Optimization: empty free lists

  If you want to allocate a size whose free list is empty, you have to
  find the smallest bigger non-empty free list.

  Use a bitfield to know which free lists are non-empty.

  If all free-lists are empty, cut a piece from the smallest block of
  the larger-block tree. In most cases, this block can stay where it
  is in the tree, so this is very fast.

Removing a free block during sweeping (coalescion)

Some benchmark results.

  Very good results: better than both other policies.

  Some cases are pathological for either next-fit or first-fit, and
  they work well with best-fit.

  (Jane Street benchmarks results are reportedly very good but the
  code is not public. Alain Frisch tried on both internal Lexifi
  programs and synthetic code. We could/should try on Coq and Why3.)

Conclusions

  I have to add Jacques-Henri to the Credits line.


Questions

  Francesco: regarding the benchmarks, you are explaining the result
    of the benchmark by saying that the collection is called more often
    in the best-fit case.

    In my experience, common GCs try to allocate before they make
    a collection. If they can allocate they don't have to do
    a collection.

  Damien: OCaml's GC is incremental, so it collects on the fly. The
    space_overhead parameter decides the ratio of program time
    vs. incremental-collection time.

  Francesco: you say most allocations are small, why can't they be
    stack-allocated?

    Gabriel: the minor GC is very fast (decrement and check), not much
    slower than a stack allocation. 

    Gabriel: has someone worked on stack-allocation optimizations?

    Damien: I don't know.

  Kim: the Java people switched from Hotspot to G1. Jean-Christophe
    has a (synthetic) program that is 4x as slow with G1.

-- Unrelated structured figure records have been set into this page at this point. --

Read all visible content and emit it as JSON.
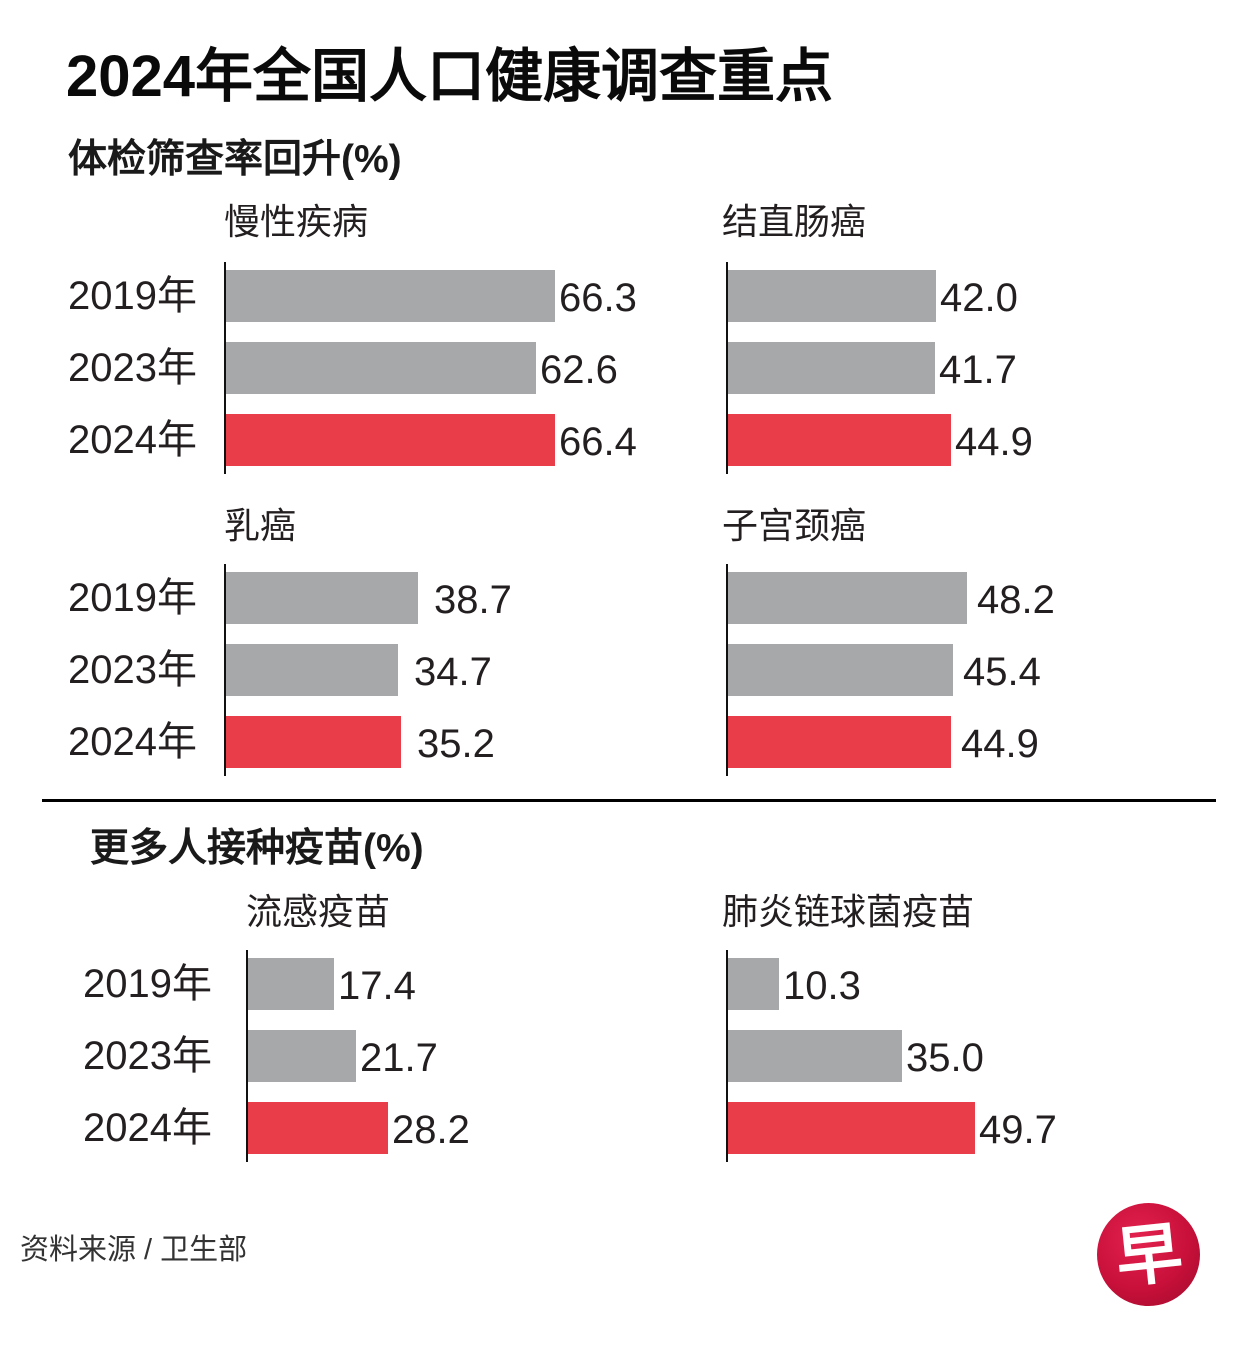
{
  "title": "2024年全国人口健康调查重点",
  "colors": {
    "previous": "#a7a8aa",
    "current": "#ea3d4a",
    "axis": "#111111",
    "logo": "#c8103a"
  },
  "source": "资料来源 / 卫生部",
  "logo_glyph": "早",
  "chart_data": {
    "type": "bar",
    "orientation": "horizontal",
    "title": "2024年全国人口健康调查重点",
    "unit": "%",
    "categories": [
      "2019年",
      "2023年",
      "2024年"
    ],
    "highlight_category": "2024年",
    "sections": [
      {
        "title": "体检筛查率回升(%)",
        "panels": [
          {
            "name": "慢性疾病",
            "values": [
              66.3,
              62.6,
              66.4
            ],
            "labels": [
              "66.3",
              "62.6",
              "66.4"
            ]
          },
          {
            "name": "结直肠癌",
            "values": [
              42.0,
              41.7,
              44.9
            ],
            "labels": [
              "42.0",
              "41.7",
              "44.9"
            ]
          },
          {
            "name": "乳癌",
            "values": [
              38.7,
              34.7,
              35.2
            ],
            "labels": [
              "38.7",
              "34.7",
              "35.2"
            ]
          },
          {
            "name": "子宫颈癌",
            "values": [
              48.2,
              45.4,
              44.9
            ],
            "labels": [
              "48.2",
              "45.4",
              "44.9"
            ]
          }
        ]
      },
      {
        "title": "更多人接种疫苗(%)",
        "panels": [
          {
            "name": "流感疫苗",
            "values": [
              17.4,
              21.7,
              28.2
            ],
            "labels": [
              "17.4",
              "21.7",
              "28.2"
            ]
          },
          {
            "name": "肺炎链球菌疫苗",
            "values": [
              10.3,
              35.0,
              49.7
            ],
            "labels": [
              "10.3",
              "35.0",
              "49.7"
            ]
          }
        ]
      }
    ],
    "xlim": [
      0,
      70
    ],
    "grid": false,
    "legend": "none"
  }
}
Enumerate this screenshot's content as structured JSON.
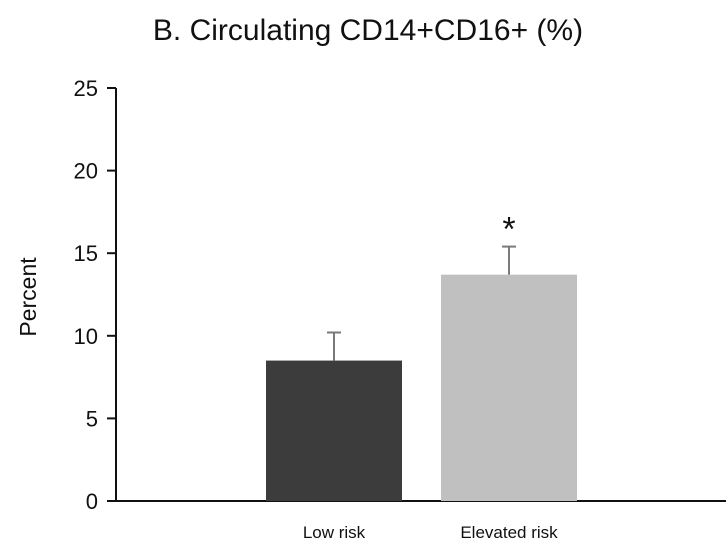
{
  "chart_data": {
    "type": "bar",
    "title": "B. Circulating CD14+CD16+ (%)",
    "ylabel": "Percent",
    "xlabel": "",
    "ylim": [
      0,
      25
    ],
    "yticks": [
      0,
      5,
      10,
      15,
      20,
      25
    ],
    "categories": [
      "Low risk",
      "Elevated risk"
    ],
    "values": [
      8.5,
      13.7
    ],
    "errors": [
      1.7,
      1.7
    ],
    "bar_colors": [
      "#3c3c3c",
      "#c0c0c0"
    ],
    "error_bar_color": "#7a7a7a",
    "annotations": [
      {
        "category_index": 1,
        "text": "*"
      }
    ],
    "grid": false,
    "legend": "none"
  }
}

    Do you think we may have the same problem where more workloads are
    sensibly slower?

    Jean-Christophe: my program was allocating larger and larger
      arrays (10*N, for N from 1 to K), with only the last array being
      live.

    Damien: sounds like a worst-case for fragmentation.

  Jacques-Henri: perhaps the worst-case for best-fit is if the
    distribution of allocations is completely random.
 
    Damien: maybe we could try that and see what happens.

  Jean-Christophe: when the allocater is calling malloc, what are the
    size of blocks asked to malloc?

  Damien: it used to be fixed sizes, but now it's a percentage of the
    heap size. The percentage was designed to avoid issues in next-fit
    (amortizing the cost of the complete list traversal). We could
    probably go back with fixed-increments with best-fit now.

  Jean-Christophe: you start with one large block in the splay
    tree. When you malloc a new block, you put it on the free list and
    then you split.

    If you never malloc, you repeatedly split from the initial
    allocation and the splay tree has only one node.

  Gabriel: do you need more reviews? (Catching issues, and also
    increasing the number of people who are familiar with the
    implementation.)

    Damien: I don't know.

  Gabriel: could you integrate some of your slides in the code as
    documentation comments?

  Jacques-Henri: what I used to understand the invariants is the
    "check" function that spells out the invariants.

    I think it would be good to make all the invariants and the
    purposes of the data-structures explicit in the code.